Waiting

Waiting

The old man is here again to visit his son as he does every month. And now he must be sitting alone in his son’s empty room through his thick glasses gazing at the tarnished flowers woven into the heart of the worn out Persian rug.

And once again I’m standing by the door watching him in silence.

Each time he exhales wheezing; he launches a desperate storm to drive the ship of death from his shore of life. When he speaks, he mocks his demise by the movement of his lips. To stand, he pushes the palms of his hands vigorously on the ground as if he is getting off the chest of his defeated enemy. As audaciously as he defies his destiny; the opponent is inflicting lethal wounds on him with his every move he makes. Time is on his enemy’s side and the waiting is not the old man’s weapon of choice.

Unaware of my presence, the old man attempts to drink his hot tea. His trembling fingers cautiously approach the tea glass repeatedly until he finally senses the heat with his fingertips; lifts the delicate glass to his lips, spilling a few drops despite all precautions then he realizes the sugar cube is missing in his mouth. At this stage of the battle, he is not willing to retreat! He holds the hot glass to his lips as the other hand gropes every flower in the worn-out rug for the silver box inconspicuous to his eroded eyesight. His lips burn and his eyes tear as the fingers caress each lackluster flower. The rug lint viciously clings to the deep cracks on his fingers to drag him inside his grave.

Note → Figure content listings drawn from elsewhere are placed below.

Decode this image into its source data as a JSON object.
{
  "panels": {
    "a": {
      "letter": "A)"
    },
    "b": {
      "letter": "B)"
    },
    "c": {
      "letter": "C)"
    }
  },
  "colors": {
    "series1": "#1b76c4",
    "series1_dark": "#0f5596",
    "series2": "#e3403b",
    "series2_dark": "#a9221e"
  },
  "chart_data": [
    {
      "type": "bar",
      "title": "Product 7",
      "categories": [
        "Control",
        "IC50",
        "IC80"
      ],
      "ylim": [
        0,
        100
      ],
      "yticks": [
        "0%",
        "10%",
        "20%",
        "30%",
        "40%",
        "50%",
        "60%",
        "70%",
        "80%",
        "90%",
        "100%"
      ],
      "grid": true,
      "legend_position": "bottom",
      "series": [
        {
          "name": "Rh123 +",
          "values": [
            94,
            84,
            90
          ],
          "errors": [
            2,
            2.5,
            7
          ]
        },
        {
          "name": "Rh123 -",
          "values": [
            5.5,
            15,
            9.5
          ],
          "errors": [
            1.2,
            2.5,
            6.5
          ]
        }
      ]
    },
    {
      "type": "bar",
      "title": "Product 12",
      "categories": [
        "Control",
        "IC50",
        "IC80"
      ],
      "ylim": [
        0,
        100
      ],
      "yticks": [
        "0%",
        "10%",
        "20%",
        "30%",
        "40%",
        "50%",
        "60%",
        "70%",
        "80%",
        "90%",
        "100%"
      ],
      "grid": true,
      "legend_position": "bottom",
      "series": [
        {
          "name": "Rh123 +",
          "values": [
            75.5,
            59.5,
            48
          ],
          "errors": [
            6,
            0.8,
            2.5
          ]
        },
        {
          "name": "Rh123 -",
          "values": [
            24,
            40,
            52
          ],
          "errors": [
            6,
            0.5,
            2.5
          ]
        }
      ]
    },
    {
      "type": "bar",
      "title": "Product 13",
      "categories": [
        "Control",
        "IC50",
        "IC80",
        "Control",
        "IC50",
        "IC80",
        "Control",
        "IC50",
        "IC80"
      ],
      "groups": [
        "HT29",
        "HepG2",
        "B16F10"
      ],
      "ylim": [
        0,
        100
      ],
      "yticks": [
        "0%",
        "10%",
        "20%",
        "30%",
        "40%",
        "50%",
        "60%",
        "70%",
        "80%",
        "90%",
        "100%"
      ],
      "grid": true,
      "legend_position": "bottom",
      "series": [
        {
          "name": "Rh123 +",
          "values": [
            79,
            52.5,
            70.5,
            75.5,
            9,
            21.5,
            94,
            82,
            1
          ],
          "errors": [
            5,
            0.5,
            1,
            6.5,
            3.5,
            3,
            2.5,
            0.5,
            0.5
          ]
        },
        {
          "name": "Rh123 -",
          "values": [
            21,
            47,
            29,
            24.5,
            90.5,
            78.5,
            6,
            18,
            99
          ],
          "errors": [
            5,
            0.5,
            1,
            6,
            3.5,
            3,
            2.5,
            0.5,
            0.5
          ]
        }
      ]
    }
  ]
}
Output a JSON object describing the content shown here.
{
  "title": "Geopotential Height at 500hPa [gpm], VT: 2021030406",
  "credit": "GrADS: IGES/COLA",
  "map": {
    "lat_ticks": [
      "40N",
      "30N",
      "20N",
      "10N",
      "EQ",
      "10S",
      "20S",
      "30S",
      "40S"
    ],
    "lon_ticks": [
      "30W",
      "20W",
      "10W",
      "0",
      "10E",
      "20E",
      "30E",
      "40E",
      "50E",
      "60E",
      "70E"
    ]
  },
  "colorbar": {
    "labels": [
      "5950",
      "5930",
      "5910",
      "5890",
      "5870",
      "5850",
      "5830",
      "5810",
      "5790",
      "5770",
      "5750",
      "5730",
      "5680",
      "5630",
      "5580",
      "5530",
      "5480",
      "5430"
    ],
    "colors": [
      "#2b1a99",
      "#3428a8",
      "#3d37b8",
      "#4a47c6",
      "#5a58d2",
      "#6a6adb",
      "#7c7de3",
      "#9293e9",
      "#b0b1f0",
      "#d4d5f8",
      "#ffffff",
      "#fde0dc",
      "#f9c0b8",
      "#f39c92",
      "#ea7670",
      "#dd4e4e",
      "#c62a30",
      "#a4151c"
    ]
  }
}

He finally senses the brass sugar cube container tapping on its sides to confirm the finding and cautiously plucks a cube and places it on his tong and downs the first sip of his hard earned trophy.

I rent a room in the same house as does his son for more than a year. Only once I have witnessed the father and son unite. When the son entered the room, the old man’s eyes shone, a breath of life blew into his aged body. In their eyes I read a single poem with two interpretations and a love with two translations. Sometimes, I sit on the ledge of the water basin in the middle of the yard and listen to his son when he plunges into his reverie oblivious to my presence and his own.

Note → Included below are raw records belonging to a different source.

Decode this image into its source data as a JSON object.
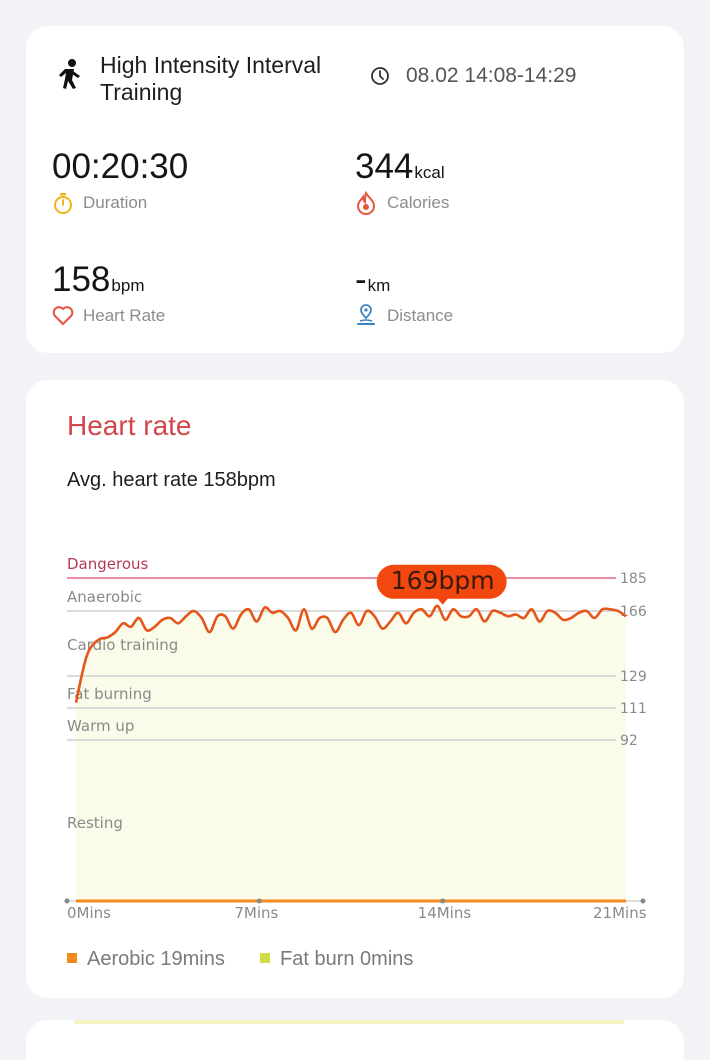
{
  "summary": {
    "workout_title": "High Intensity Interval Training",
    "datetime": "08.02 14:08-14:29",
    "metrics": {
      "duration": {
        "value": "00:20:30",
        "unit": "",
        "label": "Duration"
      },
      "calories": {
        "value": "344",
        "unit": "kcal",
        "label": "Calories"
      },
      "heart_rate": {
        "value": "158",
        "unit": "bpm",
        "label": "Heart Rate"
      },
      "distance": {
        "value": "-",
        "unit": "km",
        "label": "Distance"
      }
    },
    "icons": [
      "running-icon",
      "clock-icon",
      "stopwatch-icon",
      "flame-icon",
      "heart-icon",
      "location-pin-icon"
    ]
  },
  "heart_rate_card": {
    "title": "Heart rate",
    "avg_text": "Avg. heart rate 158bpm",
    "legend": [
      {
        "label": "Aerobic 19mins",
        "color": "#f28a1e"
      },
      {
        "label": "Fat burn 0mins",
        "color": "#cfdc46"
      }
    ]
  },
  "chart_data": {
    "type": "line",
    "title": "",
    "xlabel": "",
    "ylabel": "",
    "x_ticks": [
      "0Mins",
      "7Mins",
      "14Mins",
      "21Mins"
    ],
    "xlim": [
      0,
      21
    ],
    "ylim": [
      0,
      185
    ],
    "zones": [
      {
        "name": "Dangerous",
        "threshold": 185,
        "color": "#e46a86"
      },
      {
        "name": "Anaerobic",
        "threshold": 166,
        "color": "#cfcfcf"
      },
      {
        "name": "Cardio training",
        "threshold": 129,
        "color": "#cfcfcf"
      },
      {
        "name": "Fat burning",
        "threshold": 111,
        "color": "#cfcfcf"
      },
      {
        "name": "Warm up",
        "threshold": 92,
        "color": "#cfcfcf"
      },
      {
        "name": "Resting",
        "threshold": null,
        "color": null
      }
    ],
    "y_ticks": [
      "185",
      "166",
      "129",
      "111",
      "92"
    ],
    "max_annotation": {
      "label": "169bpm",
      "x": 14.0,
      "y": 169
    },
    "series": [
      {
        "color": "#e5561a",
        "x": [
          0.0,
          0.2,
          0.4,
          0.6,
          0.9,
          1.2,
          1.5,
          1.8,
          2.1,
          2.4,
          2.7,
          3.0,
          3.3,
          3.6,
          3.9,
          4.2,
          4.5,
          4.8,
          5.1,
          5.4,
          5.7,
          6.0,
          6.3,
          6.6,
          6.9,
          7.2,
          7.5,
          7.8,
          8.1,
          8.4,
          8.7,
          9.0,
          9.3,
          9.6,
          9.9,
          10.2,
          10.5,
          10.8,
          11.1,
          11.4,
          11.7,
          12.0,
          12.3,
          12.6,
          12.9,
          13.2,
          13.5,
          13.8,
          14.1,
          14.4,
          14.7,
          15.0,
          15.3,
          15.6,
          15.9,
          16.2,
          16.5,
          16.8,
          17.1,
          17.4,
          17.7,
          18.0,
          18.3,
          18.6,
          18.9,
          19.2,
          19.5,
          19.8,
          20.1,
          20.4,
          20.7,
          21.0
        ],
        "y": [
          114,
          128,
          140,
          146,
          150,
          151,
          154,
          159,
          157,
          162,
          155,
          157,
          161,
          162,
          159,
          163,
          166,
          162,
          154,
          163,
          163,
          156,
          164,
          167,
          160,
          168,
          165,
          166,
          162,
          155,
          167,
          156,
          162,
          162,
          154,
          161,
          165,
          158,
          166,
          163,
          156,
          160,
          165,
          159,
          165,
          167,
          163,
          169,
          161,
          167,
          163,
          163,
          167,
          160,
          166,
          165,
          163,
          164,
          162,
          167,
          160,
          166,
          165,
          161,
          162,
          165,
          166,
          162,
          167,
          167,
          166,
          163
        ]
      }
    ]
  }
}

He emerges from this world and soars into another so unknown to me. He speaks of sick and famished children. He swats the flies from their faces, cursing the black pests for snatching scarce nourishment from these little souls. He shivers in earthquakes and aid mothers frantically searching for their babies in the rubble, pounding their faces in agony. He hears the children’s heartbeats when the bombs fall in the war. And suddenly his face blossoms with a smile and talks about aroma of spring when the drunken dew make love with the wild scarlet flowers in the dawn of the meadows of his village.

This young man is born anew in scent of spring, in ecstasy of rain, in luscious meadows and in the vivacious fantasy of rainbow just to die in cold lonely nights, in famine and in war. He’s a fugitive, an outlaw and on the run in the big city. That’s why his father comes here to see his son. The old man stays a day or two mostly waiting for his son and every time, witnessing his agonizing wait takes me with him on a journey into his vague abyss of pain, treacherous moments I share with a stranger for no apparent reason.

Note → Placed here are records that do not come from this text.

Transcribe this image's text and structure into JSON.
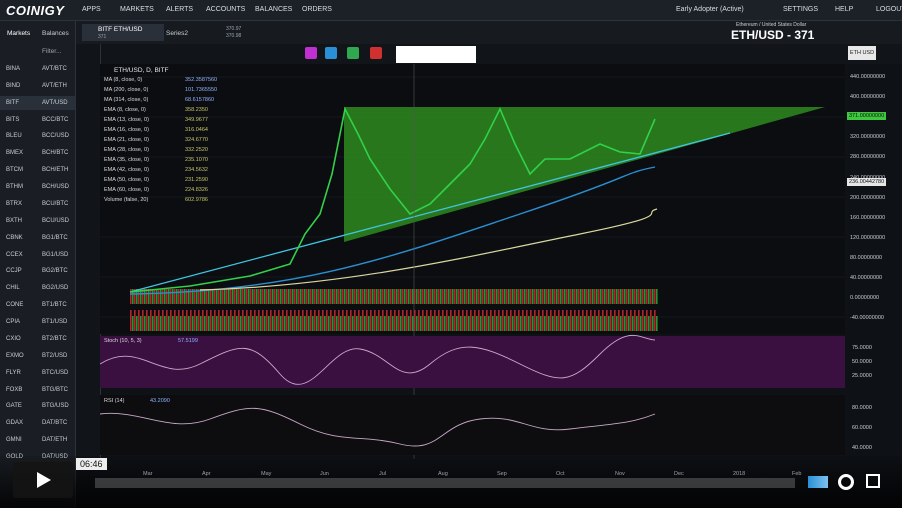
{
  "nav": {
    "logo": "COINIGY",
    "menu": [
      "APPS",
      "MARKETS",
      "ALERTS",
      "ACCOUNTS",
      "BALANCES",
      "ORDERS"
    ],
    "status": "Early Adopter (Active)",
    "right": [
      "SETTINGS",
      "HELP",
      "LOGOUT"
    ]
  },
  "sidebar": {
    "tabs": [
      "Markets",
      "Balances"
    ],
    "filter": "Filter...",
    "exchanges": [
      "BINA",
      "BIND",
      "BITF",
      "BITS",
      "BLEU",
      "BMEX",
      "BTCM",
      "BTHM",
      "BTRX",
      "BXTH",
      "CBNK",
      "CCEX",
      "CCJP",
      "CHIL",
      "CONE",
      "CPIA",
      "CXIO",
      "EXMO",
      "FLYR",
      "FOXB",
      "GATE",
      "GDAX",
      "GMNI",
      "GOLD"
    ],
    "markets": [
      "AVT/BTC",
      "AVT/ETH",
      "AVT/USD",
      "BCC/BTC",
      "BCC/USD",
      "BCH/BTC",
      "BCH/ETH",
      "BCH/USD",
      "BCU/BTC",
      "BCU/USD",
      "BG1/BTC",
      "BG1/USD",
      "BG2/BTC",
      "BG2/USD",
      "BT1/BTC",
      "BT1/USD",
      "BT2/BTC",
      "BT2/USD",
      "BTC/USD",
      "BTG/BTC",
      "BTG/USD",
      "DAT/BTC",
      "DAT/ETH",
      "DAT/USD"
    ]
  },
  "chart_header": {
    "tab": "BITF ETH/USD",
    "tab_sub": "371",
    "series": "Series2",
    "bid": "370.97",
    "ask": "370.98",
    "pair_name": "Ethereum / United States Dollar",
    "pair": "ETH/USD - 371",
    "currency": "ETH USD"
  },
  "legend": {
    "symbol": "ETH/USD, D, BITF",
    "indicators": [
      {
        "name": "MA (8, close, 0)",
        "value": "352.3587560"
      },
      {
        "name": "MA (200, close, 0)",
        "value": "101.7365550"
      },
      {
        "name": "MA (314, close, 0)",
        "value": "68.6157860"
      },
      {
        "name": "EMA (8, close, 0)",
        "value": "358.2350"
      },
      {
        "name": "EMA (13, close, 0)",
        "value": "349.9677"
      },
      {
        "name": "EMA (16, close, 0)",
        "value": "316.0464"
      },
      {
        "name": "EMA (21, close, 0)",
        "value": "324.6770"
      },
      {
        "name": "EMA (28, close, 0)",
        "value": "332.2520"
      },
      {
        "name": "EMA (35, close, 0)",
        "value": "235.1070"
      },
      {
        "name": "EMA (42, close, 0)",
        "value": "234.5632"
      },
      {
        "name": "EMA (50, close, 0)",
        "value": "231.2590"
      },
      {
        "name": "EMA (60, close, 0)",
        "value": "224.8326"
      },
      {
        "name": "Volume (false, 20)",
        "value": "602.9786"
      }
    ]
  },
  "price_axis": {
    "labels": [
      "440.00000000",
      "400.00000000",
      "360.00000000",
      "320.00000000",
      "280.00000000",
      "240.00000000",
      "200.00000000",
      "160.00000000",
      "120.00000000",
      "80.00000000",
      "40.00000000",
      "0.00000000",
      "-40.00000000"
    ],
    "last_price": "371.00000000",
    "line_price": "236.00442780"
  },
  "stoch": {
    "label": "Stoch (10, 5, 3)",
    "value": "57.5199",
    "axis": [
      "75.0000",
      "50.0000",
      "25.0000"
    ]
  },
  "rsi": {
    "label": "RSI (14)",
    "value": "43.2090",
    "axis": [
      "80.0000",
      "60.0000",
      "40.0000"
    ]
  },
  "time_axis": [
    "Mar",
    "Apr",
    "May",
    "Jun",
    "Jul",
    "Aug",
    "Sep",
    "Oct",
    "Nov",
    "Dec",
    "2018",
    "Feb"
  ],
  "video": {
    "time": "06:46"
  }
}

Once again, I’m here tonight to reflect his torment on the opaque mirror of my soul.

The hands of the wall clock are chasing each other as endlessly as of my ordeal. The old man is losing the battle of time and dragging me down with him. We’ve already waited for hours. The old man is on the verge of demise worrying for his son, his son absorbs the suffering of others and I am desperately attempting to comprehend the nature of the bizarre nexus among us.

We waited the longest hours of the coldest night in vain. After midnight I knew his son would never return. He was too delicate, too pure, and too innocent to survive in this swamp. The old man’s eyes morphed into the opaque marbles and his gaze remained forever fixated on the lifeless flowers.